Наконец она вскинула голову. Ти-Цэ услышал, как в горле у нее что-то щелкало, но голос прозвучал твердо и ясно, как никогда не звучал до этого.
– Ребята. – Она обвела взглядом присутствующих. – У меня… То есть… – Помона помотала головой. Стражи подбодрили ее внимающей тишиной. Она вздохнула поглубже и собрала мысли в кучу. – В последнее время я не мало сил посвятила тому, чтобы нарисовать на стенах своей комнаты кое-что особенное. Вам, наверное, это знакомо.
Стражи переглянулись между собой. Только Ти-Цэ не отрывал от нее испытующих глаз.
– И что же это? – спросил он тоном учителя, который сверяет знания ученика со своими собственными.
Она выдержала его взгляд, но румянец на ее щеках вобрал в себя еще больше краски.

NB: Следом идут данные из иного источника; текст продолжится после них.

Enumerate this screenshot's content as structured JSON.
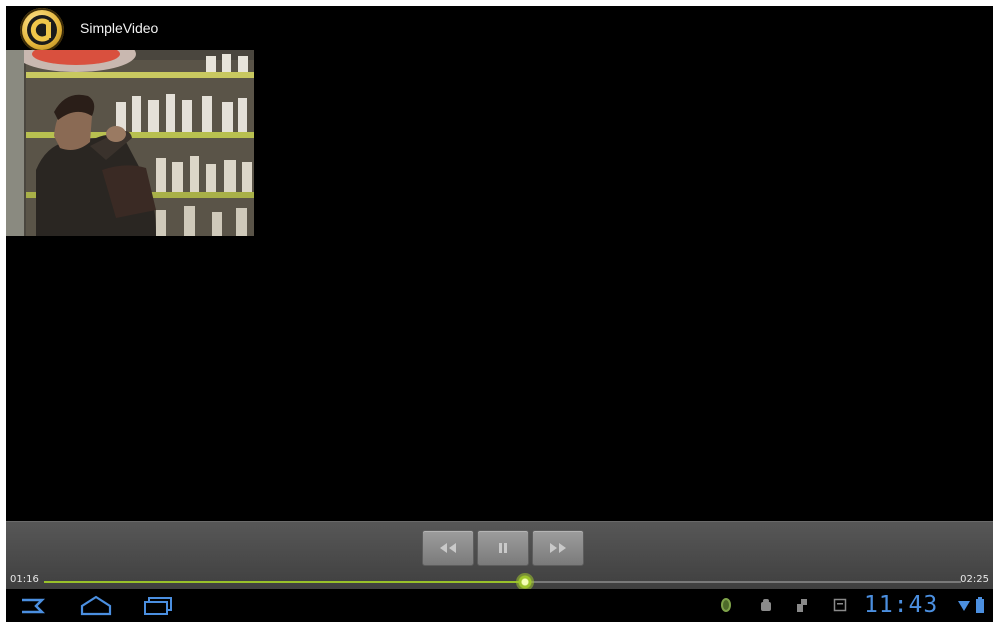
{
  "app": {
    "title": "SimpleVideo",
    "icon": "app-logo-icon"
  },
  "video": {
    "description_icon": "video-frame"
  },
  "player": {
    "current_time": "01:16",
    "total_time": "02:25",
    "progress": 0.5241,
    "buttons": [
      {
        "name": "rewind-button",
        "icon": "rewind-icon"
      },
      {
        "name": "pause-button",
        "icon": "pause-icon"
      },
      {
        "name": "fast-forward-button",
        "icon": "fast-forward-icon"
      }
    ],
    "accent_color": "#99c12a"
  },
  "system_bar": {
    "clock": "11:43",
    "nav": [
      "back-icon",
      "home-icon",
      "recent-apps-icon"
    ],
    "status": [
      "android-notification-icon",
      "debug-icon",
      "usb-icon",
      "screenshot-icon",
      "wifi-icon",
      "battery-icon"
    ],
    "accent_color": "#4b8fe0"
  }
}
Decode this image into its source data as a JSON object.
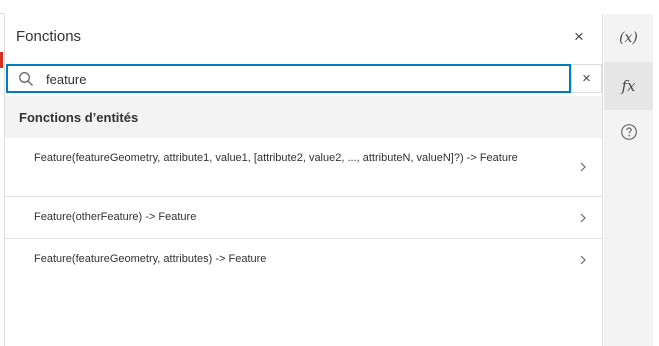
{
  "panel": {
    "title": "Fonctions",
    "close_label": "×"
  },
  "search": {
    "value": "feature",
    "clear_label": "×"
  },
  "group": {
    "title": "Fonctions d’entités"
  },
  "items": [
    {
      "text": "Feature(featureGeometry, attribute1, value1, [attribute2, value2, ..., attributeN, valueN]?) -> Feature"
    },
    {
      "text": "Feature(otherFeature) -> Feature"
    },
    {
      "text": "Feature(featureGeometry, attributes) -> Feature"
    }
  ],
  "toolbar": {
    "variables_label": "(x)",
    "functions_label": "fx",
    "help_icon": "help-circle-icon"
  },
  "colors": {
    "accent": "#007ac2",
    "marker": "#d83020",
    "toolbar_bg": "#f3f3f3",
    "toolbar_active": "#e6e6e6"
  }
}
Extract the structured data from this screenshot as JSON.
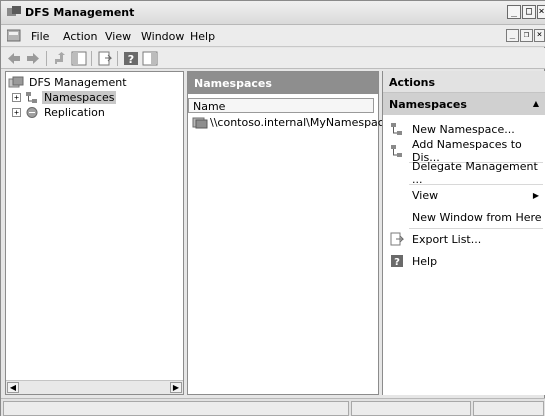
{
  "window": {
    "title": "DFS Management",
    "controls": {
      "minimize": "_",
      "maximize": "□",
      "close": "×"
    }
  },
  "menubar": {
    "items": [
      "File",
      "Action",
      "View",
      "Window",
      "Help"
    ],
    "mdi_controls": {
      "minimize": "_",
      "restore": "❐",
      "close": "×"
    }
  },
  "toolbar": {
    "buttons": [
      "back",
      "forward",
      "up-one-level",
      "show-hide-console-tree",
      "export-list",
      "help",
      "show-hide-action-pane"
    ]
  },
  "tree": {
    "root": "DFS Management",
    "items": [
      {
        "label": "Namespaces",
        "expander": "+",
        "selected": true
      },
      {
        "label": "Replication",
        "expander": "+",
        "selected": false
      }
    ],
    "scroll_left": "◀",
    "scroll_right": "▶"
  },
  "center": {
    "header": "Namespaces",
    "column_header": "Name",
    "rows": [
      {
        "name": "\\\\contoso.internal\\MyNamespace"
      }
    ]
  },
  "actions": {
    "title": "Actions",
    "section": "Namespaces",
    "section_caret": "▲",
    "items": [
      {
        "label": "New Namespace...",
        "icon": "new-namespace-icon"
      },
      {
        "label": "Add Namespaces to Dis...",
        "icon": "add-namespace-icon"
      },
      {
        "label": "Delegate Management ...",
        "icon": ""
      },
      {
        "label": "View",
        "icon": "",
        "submenu": "▶"
      },
      {
        "label": "New Window from Here",
        "icon": ""
      },
      {
        "label": "Export List...",
        "icon": "export-list-icon"
      },
      {
        "label": "Help",
        "icon": "help-icon"
      }
    ]
  },
  "colors": {
    "center_header_bg": "#8e8e8e",
    "actions_section_bg": "#d0d0d0",
    "selected_bg": "#c8c8c8"
  }
}
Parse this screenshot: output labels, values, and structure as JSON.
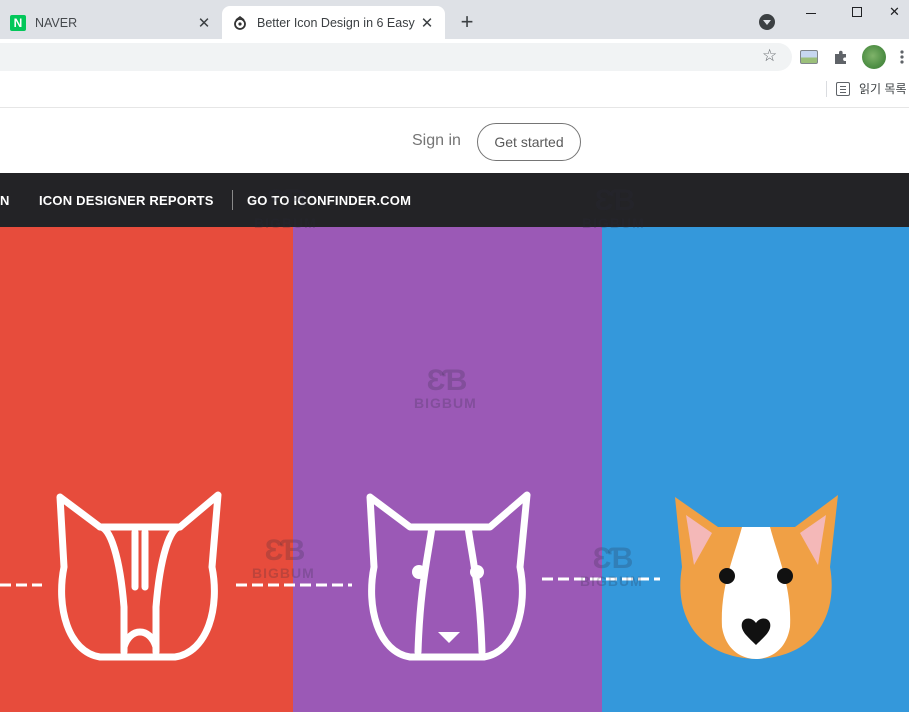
{
  "browser": {
    "tabs": [
      {
        "title": "NAVER",
        "favicon_letter": "N",
        "favicon_color": "#03c75a",
        "active": false
      },
      {
        "title": "Better Icon Design in 6 Easy",
        "active": true
      }
    ],
    "new_tab_symbol": "+",
    "close_symbol": "✕",
    "toolbar": {
      "bookmark_star": "☆",
      "extensions_icon": "puzzle-icon",
      "menu_symbol": "⋮"
    },
    "bookmarks_bar": {
      "reading_list_label": "읽기 목록"
    }
  },
  "header": {
    "sign_in_label": "Sign in",
    "get_started_label": "Get started"
  },
  "nav": {
    "partial_item": "N",
    "items": [
      "ICON DESIGNER REPORTS",
      "GO TO ICONFINDER.COM"
    ]
  },
  "hero": {
    "colors": {
      "red": "#e74c3c",
      "purple": "#9b59b6",
      "blue": "#3498db",
      "dog_orange": "#f0a045"
    },
    "watermark_text": "BIGBUM",
    "watermark_logo": "ƐƁ"
  }
}
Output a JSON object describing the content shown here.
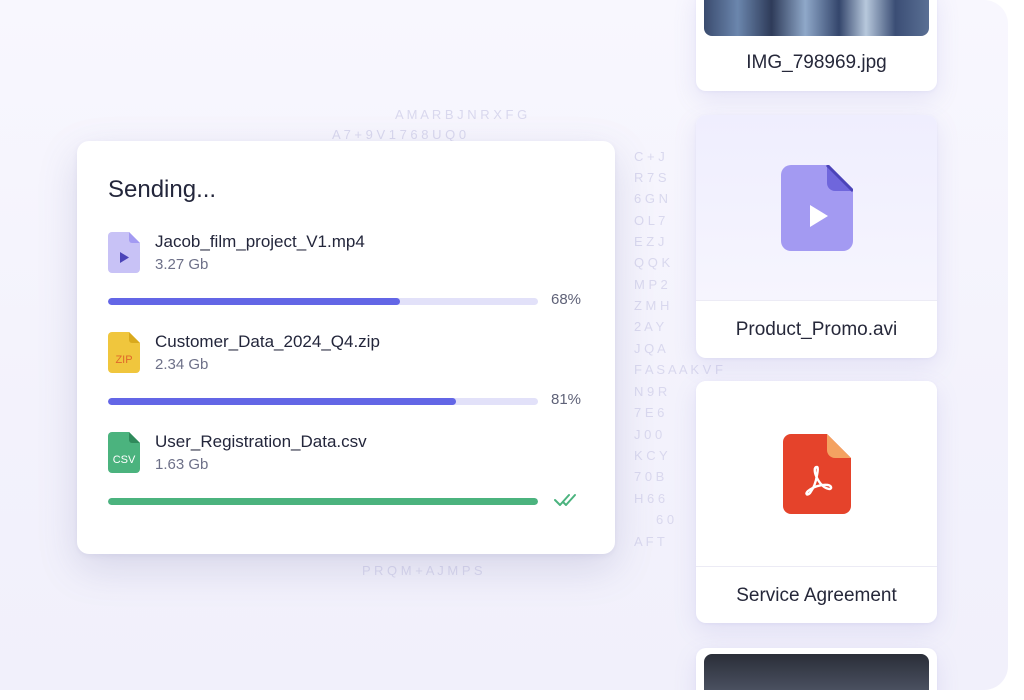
{
  "sending_panel": {
    "title": "Sending...",
    "transfers": [
      {
        "name": "Jacob_film_project_V1.mp4",
        "size": "3.27 Gb",
        "progress": 0.68,
        "percent_label": "68%",
        "icon": "video-file-icon",
        "status": "in-progress"
      },
      {
        "name": "Customer_Data_2024_Q4.zip",
        "size": "2.34 Gb",
        "progress": 0.81,
        "percent_label": "81%",
        "icon": "zip-file-icon",
        "icon_text": "ZIP",
        "status": "in-progress"
      },
      {
        "name": "User_Registration_Data.csv",
        "size": "1.63 Gb",
        "progress": 1.0,
        "percent_label": "",
        "icon": "csv-file-icon",
        "icon_text": "CSV",
        "status": "complete"
      }
    ]
  },
  "file_cards": [
    {
      "name": "IMG_798969.jpg",
      "type": "image",
      "icon": "image-thumbnail"
    },
    {
      "name": "Product_Promo.avi",
      "type": "video",
      "icon": "video-file-icon"
    },
    {
      "name": "Service Agreement",
      "type": "pdf",
      "icon": "pdf-file-icon"
    },
    {
      "name": "",
      "type": "image",
      "icon": "image-thumbnail"
    }
  ],
  "colors": {
    "progress_active": "#6366e6",
    "progress_track": "#e2e1f9",
    "progress_done": "#4bb37e",
    "video_icon": "#a39af2",
    "zip_icon": "#f0c63d",
    "csv_icon": "#4bb37e",
    "pdf_icon": "#e5432b"
  },
  "background_glyphs": [
    "A M A R B J N R X F G",
    "A 7 + 9 V 1 7 6 8 U Q 0",
    "C + J",
    "R 7 S",
    "6 G N",
    "O L 7",
    "E Z J",
    "Q Q K",
    "M P 2",
    "Z M H",
    "2 A Y",
    "J Q A",
    "F A S A A K V F",
    "N 9 R",
    "7 E 6",
    "J 0 0",
    "K C Y",
    "7 0 B",
    "H 6 6",
    "6 0",
    "A F T",
    "P R Q M + A J M P S"
  ]
}
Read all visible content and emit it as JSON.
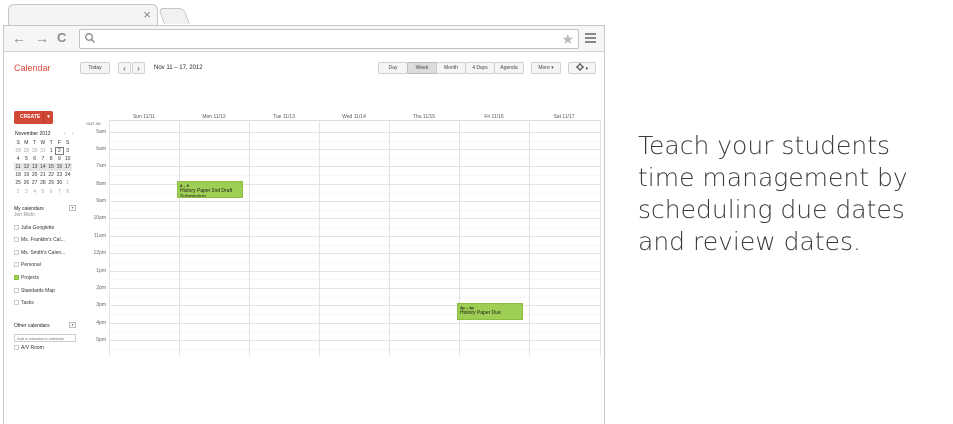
{
  "browser": {
    "tab_close": "×",
    "address_value": "",
    "nav": {
      "back": "←",
      "forward": "→",
      "reload": "C"
    },
    "star": "★"
  },
  "app": {
    "title": "Calendar"
  },
  "toolbar": {
    "today": "Today",
    "prev": "‹",
    "next": "›",
    "date_range": "Nov 11 – 17, 2012",
    "views": [
      "Day",
      "Week",
      "Month",
      "4 Days",
      "Agenda"
    ],
    "active_view": "Week",
    "more": "More ▾",
    "settings_caret": "▾"
  },
  "sidebar": {
    "create_label": "CREATE",
    "create_caret": "▾",
    "mini_calendar": {
      "title": "November 2012",
      "prev": "‹",
      "next": "›",
      "weekdays": [
        "S",
        "M",
        "T",
        "W",
        "T",
        "F",
        "S"
      ],
      "weeks": [
        [
          "28",
          "29",
          "30",
          "31",
          "1",
          "2",
          "3"
        ],
        [
          "4",
          "5",
          "6",
          "7",
          "8",
          "9",
          "10"
        ],
        [
          "11",
          "12",
          "13",
          "14",
          "15",
          "16",
          "17"
        ],
        [
          "18",
          "19",
          "20",
          "21",
          "22",
          "23",
          "24"
        ],
        [
          "25",
          "26",
          "27",
          "28",
          "29",
          "30",
          "1"
        ],
        [
          "2",
          "3",
          "4",
          "5",
          "6",
          "7",
          "8"
        ]
      ]
    },
    "my_calendars": {
      "header": "My calendars",
      "items": [
        "Jon Rishi",
        "Julia Googlette",
        "Ms. Franklin's Cal...",
        "Ms. Smith's Calen...",
        "Personal",
        "Projects",
        "Standards Map",
        "Tasks"
      ],
      "toggle": "▾"
    },
    "other_calendars": {
      "header": "Other calendars",
      "add_placeholder": "Add a coworker's calendar",
      "items": [
        "A/V Room"
      ],
      "toggle": "▾"
    }
  },
  "week": {
    "tz_label": "GMT-08",
    "days": [
      "Sun 11/11",
      "Mon 11/12",
      "Tue 11/13",
      "Wed 11/14",
      "Thu 11/15",
      "Fri 11/16",
      "Sat 11/17"
    ],
    "hours": [
      "5am",
      "6am",
      "7am",
      "8am",
      "9am",
      "10am",
      "11am",
      "12pm",
      "1pm",
      "2pm",
      "3pm",
      "4pm",
      "5pm"
    ]
  },
  "events": [
    {
      "time": "8 – 9",
      "title": "History Paper 2nd Draft Submission",
      "day": "Mon 11/12"
    },
    {
      "time": "3p – 4p",
      "title": "History Paper Due",
      "day": "Fri 11/16"
    }
  ],
  "colors": {
    "accent_red": "#dd4b39",
    "create_button": "#d14836",
    "event_green": "#9fce54"
  },
  "caption": "Teach your students time management by scheduling due dates and review dates."
}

– Я рисовала то, что для меня действительно сокровенно. То, что я никому не решалась открыть, что отказывалась даже признать самой себе. Мои тайны, мысли, желания и слабости.
Ти-Цэ не перебивал.
– Вы все стараетесь быть со мной дружелюбными и честными. Но вам это и самим в новинку, с человеком точно. Я знаю цену вашему доверию и открытости, и хотела бы приложить столько же усилий, сколько прикладываете вы. Поэтому я должна… нет, я хочу сделать шаг вам навстречу прямо сейчас.
Стражи ее поняли.
Мужчины по очереди заходили в комнату гостьи и подолгу рассматривали вывернутую наизнанку душу Помоны. Единственным бессменным наблюдателем на правах сопровождающего был Ти-Цэ. Он стоял подле крепко сжавшей челюсти женщины и долго не сводил непроницаемых глаз с портрета, который Помона изобразила на стене прямо напротив своей постели, в том же стиле, что и остальную часть ее исповеди: мелкими штришками, так, как рисуют схемы для будущих тканей.
К вечеру дерево вновь обросло Стражами. Все лица до одного были обращены к бордовой до корней волос, но решительно вскинувшей голову Помоне.